Question

Pormat ped and map file for PLINK with bacteria

1

Entering edit mode

6.7 years ago

Seb_Lopez ▴ 10

Hi,

I am sort of new in the field. I want to know two things

If someone has worked with PLINK for association studies in bacteria. The chase is that I have a gene presence/absence table and want to assess if one of those genes is significantly related to a particular phenotype. Is this possible with PLINK? I actually saw someone do it and I would like to understand the rationale behind the formatting of the .ped and .map files as well as the analysis.

As far as I remember, the affected (case) and unaffected (control) groups are my bacterial phenotypes, but there's more than that. I think there are some columns to add to those files.

If someone has more experience, please let me know.
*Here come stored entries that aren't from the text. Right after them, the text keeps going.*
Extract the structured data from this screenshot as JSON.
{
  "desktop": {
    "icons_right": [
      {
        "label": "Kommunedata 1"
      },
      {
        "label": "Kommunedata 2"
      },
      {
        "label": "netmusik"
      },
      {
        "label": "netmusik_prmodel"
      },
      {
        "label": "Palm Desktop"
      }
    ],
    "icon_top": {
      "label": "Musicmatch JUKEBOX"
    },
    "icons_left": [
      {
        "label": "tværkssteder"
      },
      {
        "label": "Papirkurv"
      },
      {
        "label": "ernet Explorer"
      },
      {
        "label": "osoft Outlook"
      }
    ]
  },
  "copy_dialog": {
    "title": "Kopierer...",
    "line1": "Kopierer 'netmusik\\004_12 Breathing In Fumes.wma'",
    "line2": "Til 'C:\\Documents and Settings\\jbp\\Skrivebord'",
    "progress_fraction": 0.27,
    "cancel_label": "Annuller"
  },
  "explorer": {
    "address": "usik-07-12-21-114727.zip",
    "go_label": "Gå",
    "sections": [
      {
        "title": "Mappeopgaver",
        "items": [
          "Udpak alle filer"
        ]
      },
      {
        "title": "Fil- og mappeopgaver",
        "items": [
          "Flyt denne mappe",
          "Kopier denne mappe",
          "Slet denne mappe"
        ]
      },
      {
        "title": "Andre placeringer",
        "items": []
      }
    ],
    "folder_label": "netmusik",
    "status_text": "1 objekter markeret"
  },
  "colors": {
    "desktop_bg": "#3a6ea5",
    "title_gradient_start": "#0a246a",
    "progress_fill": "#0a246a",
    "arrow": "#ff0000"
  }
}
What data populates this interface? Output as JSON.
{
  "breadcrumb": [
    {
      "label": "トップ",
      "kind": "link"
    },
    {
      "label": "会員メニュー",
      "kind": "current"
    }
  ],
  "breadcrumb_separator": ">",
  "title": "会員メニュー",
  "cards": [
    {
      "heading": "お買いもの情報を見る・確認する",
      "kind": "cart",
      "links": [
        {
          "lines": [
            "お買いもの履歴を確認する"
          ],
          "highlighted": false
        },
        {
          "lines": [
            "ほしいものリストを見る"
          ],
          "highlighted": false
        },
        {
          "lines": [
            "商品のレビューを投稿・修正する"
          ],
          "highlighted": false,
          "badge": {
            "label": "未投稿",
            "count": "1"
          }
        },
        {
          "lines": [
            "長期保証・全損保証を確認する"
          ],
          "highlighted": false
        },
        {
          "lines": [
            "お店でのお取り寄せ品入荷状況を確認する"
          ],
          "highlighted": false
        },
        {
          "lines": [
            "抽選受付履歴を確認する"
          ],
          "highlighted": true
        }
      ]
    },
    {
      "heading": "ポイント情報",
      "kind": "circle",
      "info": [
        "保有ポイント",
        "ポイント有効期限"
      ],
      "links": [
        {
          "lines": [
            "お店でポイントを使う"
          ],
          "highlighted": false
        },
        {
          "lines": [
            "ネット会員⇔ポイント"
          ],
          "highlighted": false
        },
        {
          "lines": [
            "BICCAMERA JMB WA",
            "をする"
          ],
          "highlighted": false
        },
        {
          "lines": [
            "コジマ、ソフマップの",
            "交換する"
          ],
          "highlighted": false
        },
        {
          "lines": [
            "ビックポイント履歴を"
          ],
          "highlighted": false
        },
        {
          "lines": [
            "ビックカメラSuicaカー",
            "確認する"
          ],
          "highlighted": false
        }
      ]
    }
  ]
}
Not sure if this is the appropriate place to ask this. If not, my apologies.

PLINK plink • 1.6k views

ADD COMMENT • link updated 6.7 years ago by zx8754 12k • written 6.7 years ago by Seb_Lopez ▴ 10

score 2 · Answer 1 · 2018-05-08

2

Entering edit mode

6.7 years ago

Kevin Blighe 88k

Bonjour / Bonsoir, in which format is your data, currently? While I have not heard of anyone using plink for bacteria, I do not doubt the utility of plink in such a situation. Plink's basic association test is just a χ2 (chi-square) approximation and looks at allele tallies in cases and controls (or whatever phenotype(s) you're measuring).. Other tests, like family-related tests would obviously not be suitable. If you look at my recent answer, you will see how you easily just conduct the test yourself: A: SNP dataset and Z Score

Otherwise, here is information on the formatting:

PED
MAP

If you create data.ped and data.map, you can then load these into plink with:

plink --file mydata

[source: http://zzz.bwh.harvard.edu/plink/data.shtml#plink]

Kevin

ADD COMMENT • link 6.7 years ago by Kevin Blighe 88k

0

Entering edit mode

Thanks for your reply Kevin. My data is a table containing groups of bacteria in the rows and in the columns there are genes or gene families. When I mentioned phenotypes in the original question, I actually meant "taxa". So my idea is that I can use PLNK to show that certain genes are uniquely present in certain closely related groups of bacteria (say subspecies or strains) or that they are "associated" with a particular taxon. For example: species 1 has gene X that is not present in species 2 , 3, 4 and 5. I am guessing ploidy is a limitation that could be addressed by formatting the data table in a way that it resembles a diploid organism. Here is an example of the table I have.

https://drive.google.com/open?id=1Hzj26cT3rHHT5zTvegkTHN6dVmB7naVu

Converting to binary is a must, as far as I remember. After that I'm quite lost.

Thanks for your help

ADD REPLY • link 6.7 years ago by Seb_Lopez ▴ 10

0

Entering edit mode

I see. I am beginning to think that you should do this entirely outside of Plink, like, using some of the tests that I mentioned in my other thread. With those, you can see if a gene is more frequent in a particular bacteria or taxa. What do you think?

Another thing that you could do with your data is to define a gene signature that could be used as a sort of 'identifier' of the taxa that you are aiming to distinguish. For example, you could ultimately say that Gene1+Gene4+Gene7+Gene8 can statistically distinguish Taxa1 from Taxa2 (AUC, 0.95; cross-validated r^2, 0.6). If you want to learn more about that, you can take a look here: C: Resources for gene signature creation

Not sure if that helps.

ADD REPLY • link 6.7 years ago by Kevin Blighe 88k

0

Entering edit mode

I will take a look at that. Maybe you are right and PLNK is not the most straightforward answer for this question. I'll update on progress if necessary. Thanks again.